Hanna X zieht das Mädchen noch dichter an sich.
Der Offizier ist offensichtlich sturzbetrunken und dazu jetzt noch fast schlagflüssig vor Wut. Im Versuch, sich zu nähern, stolpert er, kann sich dann an einem der Bettpfosten festhalten, bleibt einen Moment lang schwankend stehen und stürzt sich dann auf die Frauen.
Hanna X versucht, sich zwischen ihn und das Mädchen zu bringen, aber mit der Kraft seiner Wut wischt er sie einfach beiseite und sie stürzt zu Boden.
»Sie haben gehört, was Frau Knesebeck gesagt hat«, flüstert das Mädchen.
»Zur Hölle mit ihr. Zur Hölle mit Oberbefehlshaber Dame.«
Hanna kommt wieder auf die Füße und rückt sich die Kappe zurecht, mit der sie normalerweise ihr Gesicht verdeckt. Sie macht ein Geräusch, aber er dreht sich nicht einmal zu ihr um.
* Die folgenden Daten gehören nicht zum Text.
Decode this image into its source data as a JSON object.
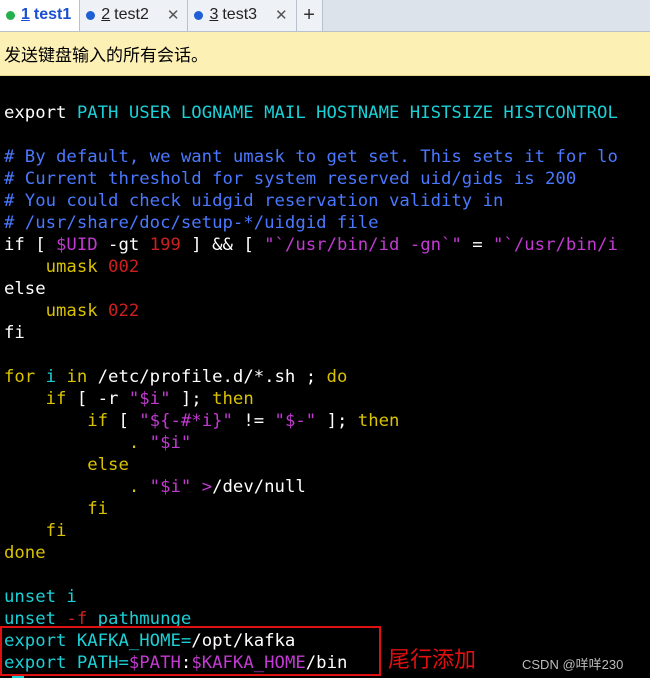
{
  "tabs": [
    {
      "num": "1",
      "label": "test1",
      "dot_color": "#22b14c",
      "active": true
    },
    {
      "num": "2",
      "label": "test2",
      "dot_color": "#1e5fd6",
      "active": false
    },
    {
      "num": "3",
      "label": "test3",
      "dot_color": "#1e5fd6",
      "active": false
    }
  ],
  "tab_close_glyph": "✕",
  "add_tab_glyph": "+",
  "notice_text": "发送键盘输入的所有会话。",
  "annotation": "尾行添加",
  "watermark": "CSDN @咩咩230",
  "code": {
    "l1": {
      "a": "export",
      "b": " PATH USER LOGNAME MAIL HOSTNAME HISTSIZE HISTCONTROL"
    },
    "l2": "# By default, we want umask to get set. This sets it for lo",
    "l3": "# Current threshold for system reserved uid/gids is 200",
    "l4": "# You could check uidgid reservation validity in",
    "l5": "# /usr/share/doc/setup-*/uidgid file",
    "l6": {
      "a": "if",
      "b": " [ ",
      "c": "$UID",
      "d": " -gt ",
      "e": "199",
      "f": " ] && [ ",
      "g": "\"`/usr/bin/id -gn`\"",
      "h": " = ",
      "i": "\"`/usr/bin/i"
    },
    "l7": {
      "a": "    umask ",
      "b": "002"
    },
    "l8": "else",
    "l9": {
      "a": "    umask ",
      "b": "022"
    },
    "l10": "fi",
    "l11": {
      "a": "for",
      "b": " i ",
      "c": "in",
      "d": " /etc/profile.d/*.sh ; ",
      "e": "do"
    },
    "l12": {
      "a": "    if",
      "b": " [ -r ",
      "c": "\"",
      "d": "$i",
      "e": "\"",
      "f": " ]; ",
      "g": "then"
    },
    "l13": {
      "a": "        if",
      "b": " [ ",
      "c": "\"",
      "d": "${-#*i}",
      "e": "\"",
      "f": " != ",
      "g": "\"",
      "h": "$-",
      "i": "\"",
      "j": " ]; ",
      "k": "then"
    },
    "l14": {
      "a": "            . ",
      "b": "\"",
      "c": "$i",
      "d": "\""
    },
    "l15": "        else",
    "l16": {
      "a": "            . ",
      "b": "\"",
      "c": "$i",
      "d": "\"",
      "e": " >",
      "f": "/dev/null"
    },
    "l17": "        fi",
    "l18": "    fi",
    "l19": "done",
    "l20": {
      "a": "unset",
      "b": " i"
    },
    "l21": {
      "a": "unset",
      "b": " -f",
      "c": " pathmunge"
    },
    "l22": {
      "a": "export",
      "b": " KAFKA_HOME=",
      "c": "/opt/kafka"
    },
    "l23": {
      "a": "export",
      "b": " PATH=",
      "c": "$PATH",
      "d": ":",
      "e": "$KAFKA_HOME",
      "f": "/bin"
    }
  }
}
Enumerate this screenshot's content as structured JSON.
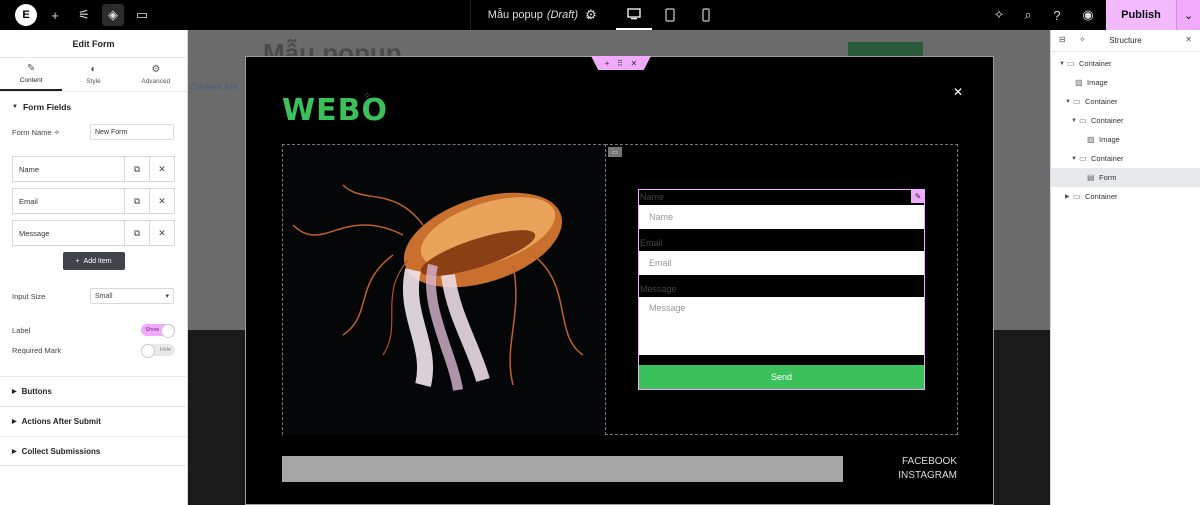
{
  "topbar": {
    "doc_title": "Mẫu popup",
    "doc_status": "(Draft)",
    "publish_label": "Publish"
  },
  "panel": {
    "title": "Edit Form",
    "tabs": [
      "Content",
      "Style",
      "Advanced"
    ],
    "form_fields_heading": "Form Fields",
    "form_name_label": "Form Name",
    "form_name_value": "New Form",
    "items": [
      "Name",
      "Email",
      "Message"
    ],
    "add_item_label": "Add Item",
    "input_size_label": "Input Size",
    "input_size_value": "Small",
    "label_label": "Label",
    "label_toggle": "Show",
    "required_label": "Required Mark",
    "required_toggle": "Hide",
    "sections": [
      "Buttons",
      "Actions After Submit",
      "Collect Submissions"
    ]
  },
  "canvas": {
    "bg_title": "Mẫu popup",
    "bg_link": "Content Are",
    "brand": "WEBO",
    "form": {
      "name_label": "Name",
      "name_placeholder": "Name",
      "email_label": "Email",
      "email_placeholder": "Email",
      "message_label": "Message",
      "message_placeholder": "Message",
      "send_label": "Send"
    },
    "social": [
      "FACEBOOK",
      "INSTAGRAM"
    ]
  },
  "structure": {
    "title": "Structure",
    "nodes": [
      "Container",
      "Image",
      "Container",
      "Container",
      "Image",
      "Container",
      "Form",
      "Container"
    ]
  },
  "colors": {
    "accent": "#f0abfc",
    "brand_green": "#3bc15c"
  }
}
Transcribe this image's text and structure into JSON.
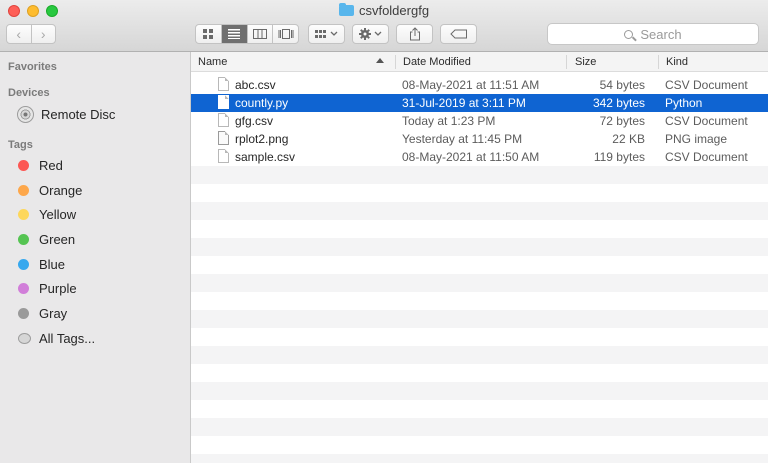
{
  "window": {
    "title": "csvfoldergfg"
  },
  "toolbar": {
    "search_placeholder": "Search"
  },
  "sidebar": {
    "favorites_heading": "Favorites",
    "devices_heading": "Devices",
    "devices": [
      {
        "label": "Remote Disc"
      }
    ],
    "tags_heading": "Tags",
    "tags": [
      {
        "label": "Red",
        "color": "#fc5753"
      },
      {
        "label": "Orange",
        "color": "#fda74b"
      },
      {
        "label": "Yellow",
        "color": "#fdd75b"
      },
      {
        "label": "Green",
        "color": "#55c452"
      },
      {
        "label": "Blue",
        "color": "#37a8ee"
      },
      {
        "label": "Purple",
        "color": "#d17ed9"
      },
      {
        "label": "Gray",
        "color": "#9a9a9a"
      }
    ],
    "all_tags_label": "All Tags..."
  },
  "filelist": {
    "columns": {
      "name": "Name",
      "date": "Date Modified",
      "size": "Size",
      "kind": "Kind"
    },
    "files": [
      {
        "name": "abc.csv",
        "date": "08-May-2021 at 11:51 AM",
        "size": "54 bytes",
        "kind": "CSV Document"
      },
      {
        "name": "countly.py",
        "date": "31-Jul-2019 at 3:11 PM",
        "size": "342 bytes",
        "kind": "Python"
      },
      {
        "name": "gfg.csv",
        "date": "Today at 1:23 PM",
        "size": "72 bytes",
        "kind": "CSV Document"
      },
      {
        "name": "rplot2.png",
        "date": "Yesterday at 11:45 PM",
        "size": "22 KB",
        "kind": "PNG image"
      },
      {
        "name": "sample.csv",
        "date": "08-May-2021 at 11:50 AM",
        "size": "119 bytes",
        "kind": "CSV Document"
      }
    ]
  }
}
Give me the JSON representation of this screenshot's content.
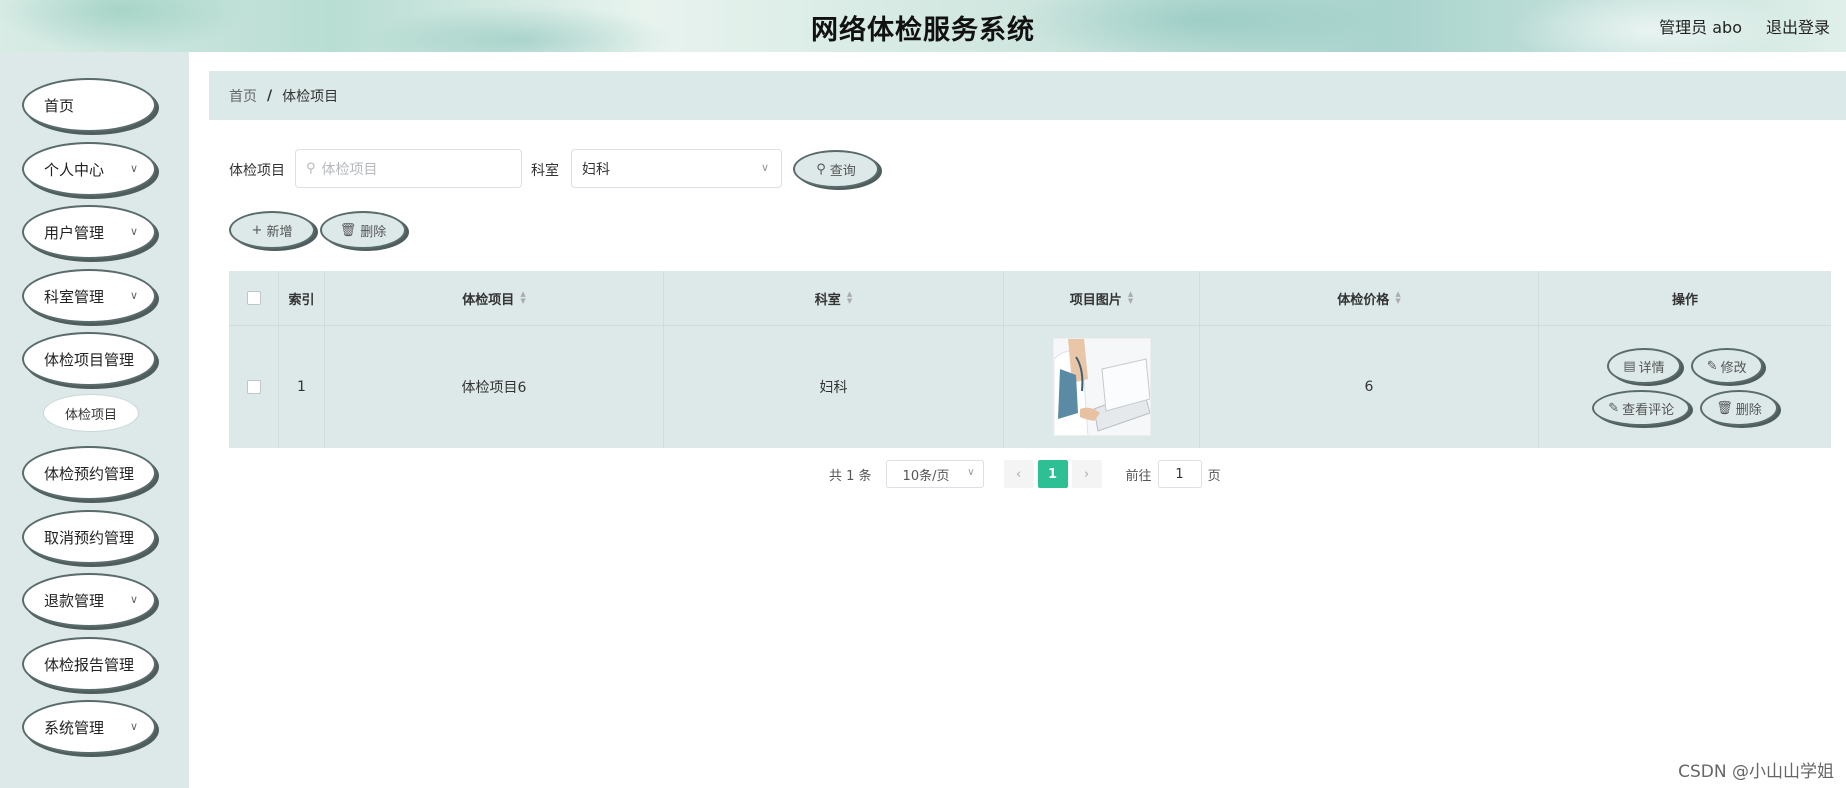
{
  "header": {
    "title": "网络体检服务系统",
    "user": "管理员 abo",
    "logout": "退出登录"
  },
  "sidebar": {
    "items": [
      {
        "label": "首页",
        "has_arrow": false
      },
      {
        "label": "个人中心",
        "has_arrow": true
      },
      {
        "label": "用户管理",
        "has_arrow": true
      },
      {
        "label": "科室管理",
        "has_arrow": true
      },
      {
        "label": "体检项目管理",
        "has_arrow": false
      },
      {
        "label": "体检预约管理",
        "has_arrow": false
      },
      {
        "label": "取消预约管理",
        "has_arrow": false
      },
      {
        "label": "退款管理",
        "has_arrow": true
      },
      {
        "label": "体检报告管理",
        "has_arrow": false
      },
      {
        "label": "系统管理",
        "has_arrow": true
      }
    ],
    "sub_item": "体检项目"
  },
  "breadcrumb": {
    "home": "首页",
    "separator": "/",
    "current": "体检项目"
  },
  "search": {
    "item_label": "体检项目",
    "item_placeholder": "体检项目",
    "dept_label": "科室",
    "dept_value": "妇科",
    "query_button": "查询"
  },
  "toolbar": {
    "add": "新增",
    "delete": "删除"
  },
  "table": {
    "headers": {
      "index": "索引",
      "item": "体检项目",
      "dept": "科室",
      "image": "项目图片",
      "price": "体检价格",
      "actions": "操作"
    },
    "rows": [
      {
        "index": "1",
        "item": "体检项目6",
        "dept": "妇科",
        "image": "doctor-with-laptop",
        "price": "6"
      }
    ],
    "row_actions": {
      "detail": "详情",
      "edit": "修改",
      "comments": "查看评论",
      "delete": "删除"
    }
  },
  "pagination": {
    "total": "共 1 条",
    "page_size": "10条/页",
    "current_page": "1",
    "goto_label": "前往",
    "goto_value": "1",
    "page_suffix": "页"
  },
  "watermark": "CSDN @小山山学姐",
  "colors": {
    "sidebar_bg": "#dde9e9",
    "accent": "#2fbf94",
    "button_border": "#5a6b6b"
  }
}
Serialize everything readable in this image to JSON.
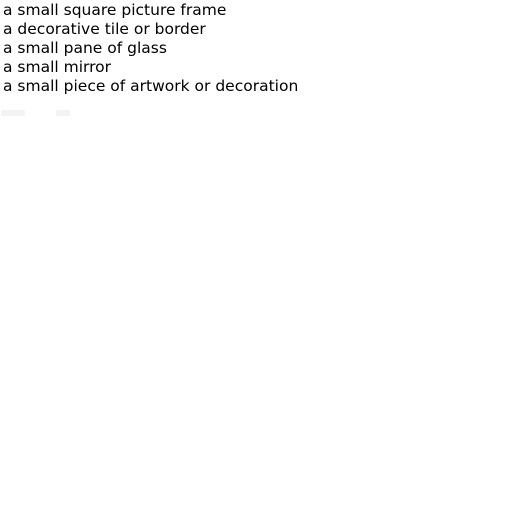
{
  "items": [
    "a small square picture frame",
    "a decorative tile or border",
    "a small pane of glass",
    "a small mirror",
    "a small piece of artwork or decoration"
  ]
}
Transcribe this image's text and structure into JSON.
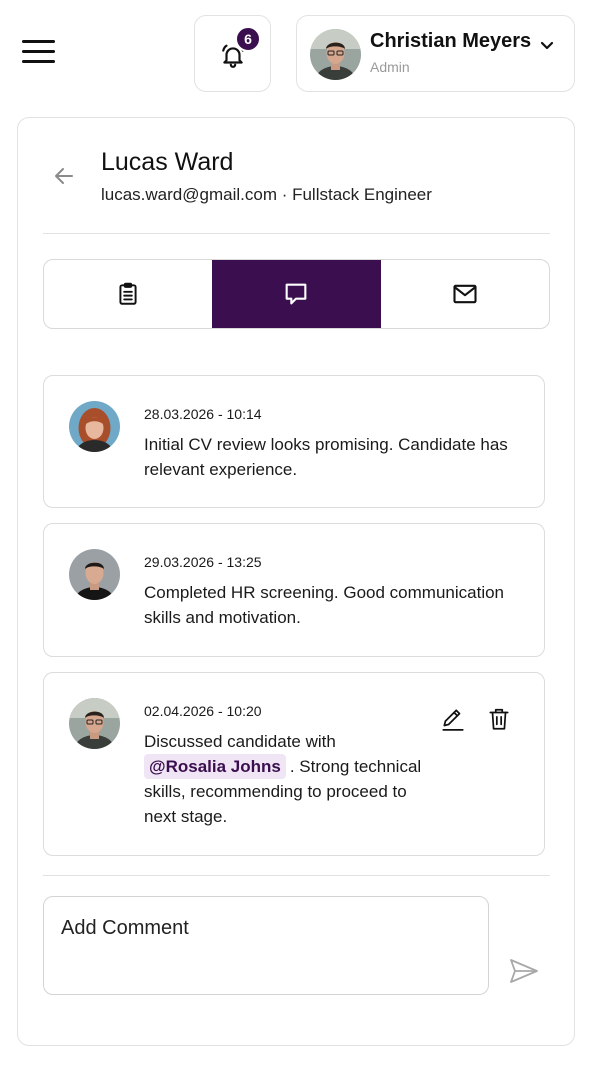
{
  "header": {
    "notification_count": "6",
    "user": {
      "name": "Christian Meyers",
      "role": "Admin"
    }
  },
  "candidate": {
    "name": "Lucas Ward",
    "subtitle": "lucas.ward@gmail.com · Fullstack Engineer"
  },
  "tabs": [
    {
      "icon": "clipboard-icon",
      "active": false
    },
    {
      "icon": "comment-icon",
      "active": true
    },
    {
      "icon": "mail-icon",
      "active": false
    }
  ],
  "comments": [
    {
      "date": "28.03.2026 - 10:14",
      "text": "Initial CV review looks promising. Candidate has relevant experience."
    },
    {
      "date": "29.03.2026 - 13:25",
      "text": "Completed HR screening. Good communication skills and motivation."
    },
    {
      "date": "02.04.2026 - 10:20",
      "text_before": "Discussed candidate with",
      "mention": "@Rosalia Johns",
      "text_after": ". Strong technical skills, recommending to proceed to next stage."
    }
  ],
  "composer": {
    "placeholder": "Add Comment"
  },
  "colors": {
    "accent": "#3b0f4f",
    "mention_bg": "#efe5f5",
    "border": "#e2e2e2"
  }
}
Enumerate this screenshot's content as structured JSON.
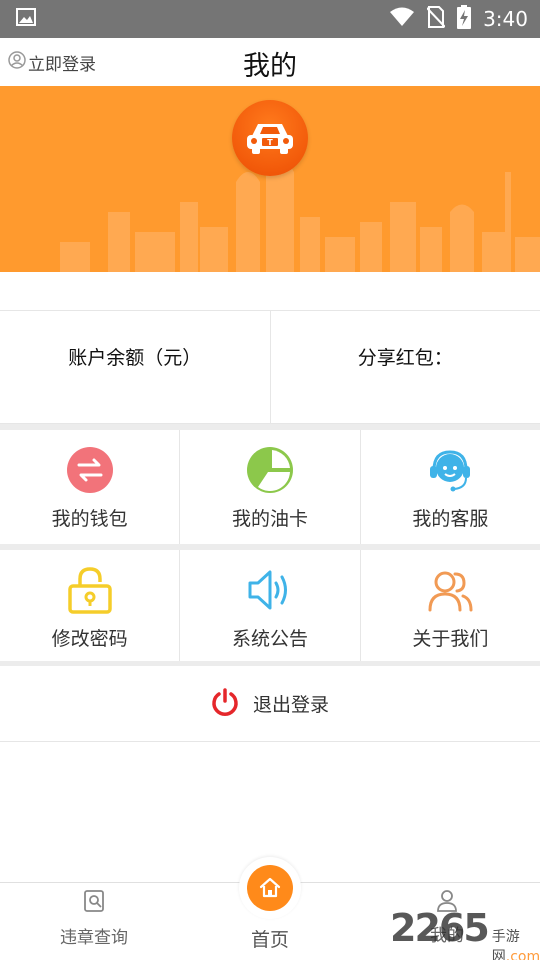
{
  "status_bar": {
    "time": "3:40"
  },
  "header": {
    "login_label": "立即登录",
    "title": "我的"
  },
  "balance": {
    "account_label": "账户余额（元）",
    "share_label": "分享红包："
  },
  "menu": {
    "wallet": "我的钱包",
    "oil_card": "我的油卡",
    "service": "我的客服",
    "change_password": "修改密码",
    "announcement": "系统公告",
    "about": "关于我们"
  },
  "logout_label": "退出登录",
  "tabs": {
    "query": "违章查询",
    "home": "首页",
    "mine": "我的"
  },
  "watermark": {
    "number": "2265",
    "site": "手游网",
    "domain": ".com"
  },
  "colors": {
    "banner": "#ff9a2e",
    "accent": "#ff8a1a",
    "wallet_icon": "#f2737a",
    "oil_icon": "#8cc84b",
    "service_icon": "#3fb3e8",
    "password_icon": "#f5cd2a",
    "announcement_icon": "#3fb3e8",
    "about_icon": "#f19a54",
    "logout_icon": "#e5272b"
  }
}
»Komm her«, sagt er wieder zu dem Mädchen. Beide Frauen können jetzt auch seinen Geruch wahrnehmen. Des Besoffenen, des Soldaten, der tage-, ja möglicherweise wochenlang durch die Wüste geritten ist und der jetzt den ganzen labyrinthischen Nachmittag mit Ficken und Kotzen verbracht hat.
Diesmal gehorcht Katja, als stehe sie unter einem Bann.
»So ist’s brav«, sagt von Blixen anerkennend. Er streckt mit äußerster Konzentration die Arme steif aus und legt die Hände auf ihre Brüste. Das Gesicht des Mädchens errötet, aber sie scheint zu verängstigt, sich zu rühren.
»Blut«, sagt er und spuckt aus. »All diese gottserbärmlichen Weiber bluten, es ist wie in einem gottverdammten Schlachthof. Aber du bist zu jung für so was, da bin ich sicher. Und deshalb will ich dich.«
Eine seiner Hände gleitet an ihr hinab und schließt sich um ihren Schamhügel. Er grunzt vor Befriedigung.
Dann geschehen mehrere Dinge gleichzeitig. Das Mädchen zuckt vor seinem Griff zurück, verliert an der Bettkante sein Gleichgewicht und fällt mit strampelnden Beinen auf den Rücken. »Wohl blute ich!«, schreit sie ihm zu. »Ich blute genauso wie alle anderen.«
Hanna X zieht die Kappe ab, um ihr Gesicht zu offenbaren.
Und dann ertönt die Stimme Frau Knesebecks von der Tür: »Herr Oberst.«
Oberst von Blixen reagiert, als habe ihn eine Schlange gebissen. Was es nun eigentlich letztlich ist, das ihn so schockiert – die Bemerkung des Mädchens, das Gesicht der Hanna X oder die Erscheinung Frau Knesebecks –, bleibt unklar. Tatsache ist aber, dass der Soldat sich aufrafft, den Rücken strafft und hinausmarschiert. Sie können ihn den ganzen Weg das Treppenhaus hinab hören. Dann schlägt die Vordertür zu. Von draußen kommen die Geräusche von Männern und Pferden. Sich entfernendes Hufgetrappel, das sich irgendwann verliert. Die endlose Stille der Wüste ergreift wieder Besitz vom Ort des Geschehens.
»Bring dich wieder in Ordnung«, sagt Frau von Knesebeck barsch zu dem Mädchen.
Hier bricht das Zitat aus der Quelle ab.